Сделав было несколько шагов к ступеням церкви, Глеб остановился. Опьяненный радостью, он не сразу понял, что площадь полнилась тихой музыкой, которая неслась с веранды одного из домиков. Пышный плющ карабкался по балкам навеса и, цепляясь тонкими усиками за каждый выступ, поднимался до самой крыши. В его тени сидел человек и медленно покачивал головой в такт музыке. Отзвучали и стихли финальные аккорды, и незнакомец, взглянув прямо на Глеба, поманил его рукой.
А того вдруг одолело нестерпимое желание убежать с этой площади, из этого ненормального города, забиться куда-нибудь в гущу душного леса и навсегда забыть все то, что он сегодня видел. Но тут человек снова помахал рукой со словами:
– Юноша, не стойте, как вкопанный, подойдите!
Дребезжащий, но достаточно громкий голос с раскатистым южным акцентом явно подсказывал, что тот, кто укрылся в тени лозы, был очень стар.

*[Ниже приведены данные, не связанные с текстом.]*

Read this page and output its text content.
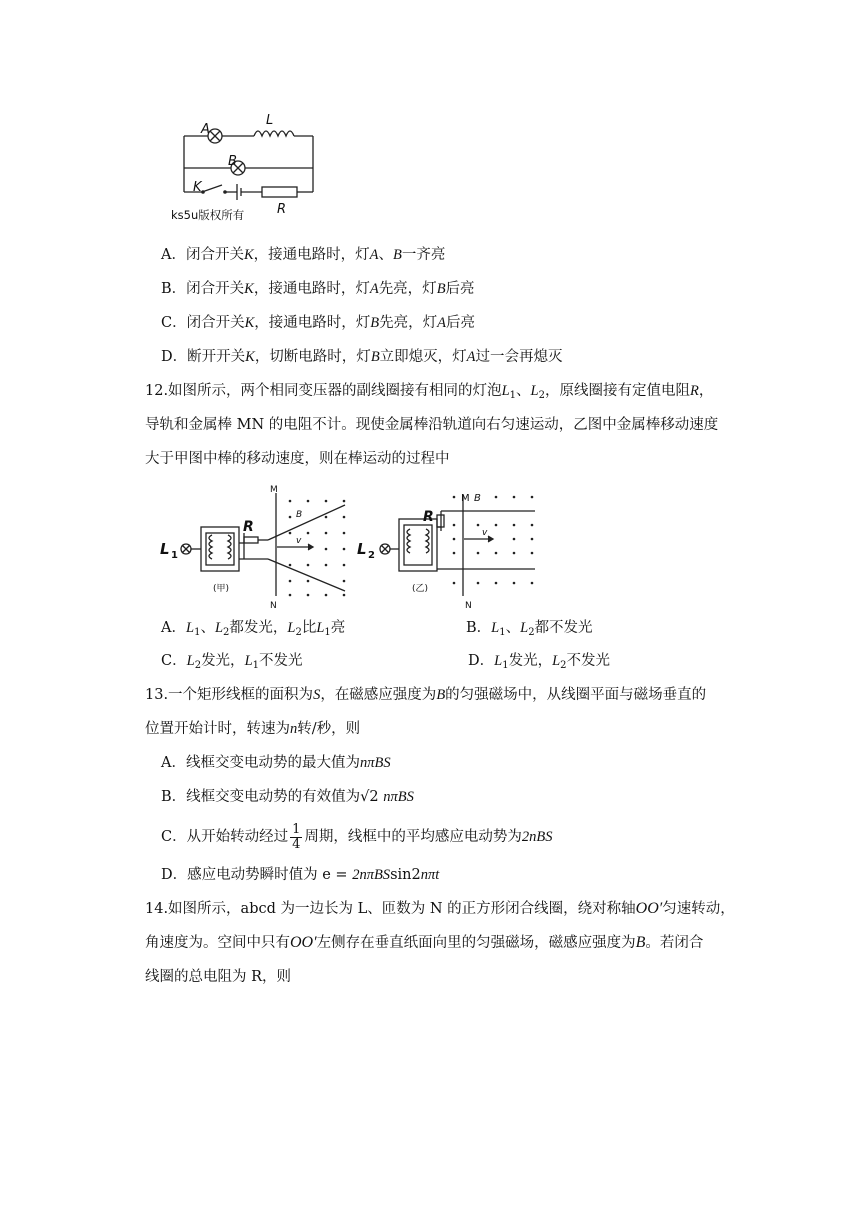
A
L
B
K
R
ks5u版权所有
A．闭合开关K，接通电路时，灯A、B一齐亮
B．闭合开关K，接通电路时，灯A先亮，灯B后亮
C．闭合开关K，接通电路时，灯B先亮，灯A后亮
D．断开开关K，切断电路时，灯B立即熄灭，灯A过一会再熄灭
12.如图所示，两个相同变压器的副线圈接有相同的灯泡$L_1$、$L_2$，原线圈接有定值电阻R，
导轨和金属棒 MN 的电阻不计。现使金属棒沿轨道向右匀速运动，乙图中金属棒移动速度
大于甲图中棒的移动速度，则在棒运动的过程中
L 1
R
M
N
B
v
(甲)
L 2
R
M B
N
v
(乙)
A．$L_1$、$L_2$都发光，$L_2$比$L_1$亮	B．$L_1$、$L_2$都不发光
C．$L_2$发光，$L_1$不发光	D．$L_1$发光，$L_2$不发光
13.一个矩形线框的面积为S，在磁感应强度为B的匀强磁场中，从线圈平面与磁场垂直的
位置开始计时，转速为n转/秒，则
A．线框交变电动势的最大值为nπBS
B．线框交变电动势的有效值为√2 nπBS
C．从开始转动经过 $\frac{1}{4}$ 周期，线框中的平均感应电动势为2nBS
D．感应电动势瞬时值为 e = 2nπBSsin2nπt
14.如图所示，abcd 为一边长为 L、匝数为 N 的正方形闭合线圈，绕对称轴OO′匀速转动，
角速度为。空间中只有OO′左侧存在垂直纸面向里的匀强磁场，磁感应强度为B。若闭合
线圈的总电阻为 R，则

Ступив под зеленый свод, Глеб смог, наконец, рассмотреть хозяина. Тот казался совершенно бесцветным, будто даже прозрачным и напоминал рыбину из пустого дома: с мутными глазами и ртом, давно лишенным губ. На коленях у старика лежала газета.
– Добрый день, – с трудом произнес Глеб.
– Вечер, если быть точным. Уже половина девятого, – незнакомец уперся в него немигающим блеклым взглядом, а на лице его появилось подобие улыбки.
– Меня зовут Глеб Марков, – продолжил гость, не зная, с чего начать разговор, которого он искал с тех самых пор, как очнулся на пляже.
– Франческо, – ответил старик. Странно, но появление Глеба, грязного, в рваной окровавленной рубашке и с бусами, все еще обмотанными вокруг руки, совершенно его не удивило.
– Франческо, прошу вас, – Глеб подался вперед, хоть и чувствовал себя неловко под неподвижным взглядом. – Я очнулся на пляже несколько часов назад… Наверное, утром. Я не знаю… не знаю, как оказался здесь, должно быть, это какая-то ошибка…
– Нет, не думаю, что это ошибка.
– Вы что-то знаете? Что это за место? – кровь прилила к горячим щекам Глеба.
– Думаю, ты и сам прекрасно знаешь, из-за чего здесь оказался.
– Я… Нет, откуда же мне знать?
Франческо вздернул по-стариковски густые белые брови и протянул ему газету. Поля были сплошь исписаны от руки, мелкий почерк рябил в глазах. Это был испанский? Итальянский? Глеб никогда не увлекался языками, к тому же взгляд его приковала фотография на первой полосе. Хорошо знакомый фасад здания, аккуратный ряд коробов в арках второго этажа… Огромная трещина, поднимающаяся от самой земли, будто одинокий побег плюща. И больше ничего. В пустых, лишенных стекол окнах – лишь серое небо. От Академии художеств осталась одна единственная стена.
«Ошибка во время подземных работ на территории лондонского метрополитена привела к трагедии», – прочитал Глеб. – «В результате аварии произошло обрушение сводов служебных тоннелей, из-за чего квартал между улицами Пиккадилли, Саквилл-стрит и Олд-Бонд почти полностью ушел под землю. Оказался разрушен в том числе и Берлингтон-хаус, в котором исторически располагались Королевская академия художеств и пять научных сообществ. К счастью, большая часть разрушенных зданий была выведена из эксплуатации несколькими годами ранее. Количество пострадавших уточняется.
Не остается без внимания и тот факт, что во время аварии на территории Королевской академии художеств проводилась выставка работ скульптора Глеба Маркова (Россия). В результате подстрекательств и экстремистских высказываний мистера Маркова мероприятие обернулось беспорядками. Организатор выставки Бенджамин Баркли задержан как соучастник подстрекательств, Глеб Марков числится пропавшим.
Подробнее о беспорядках в Академии художеств читайте в уникальном репортаже Кристины Сандерс «Запугай – и управляй».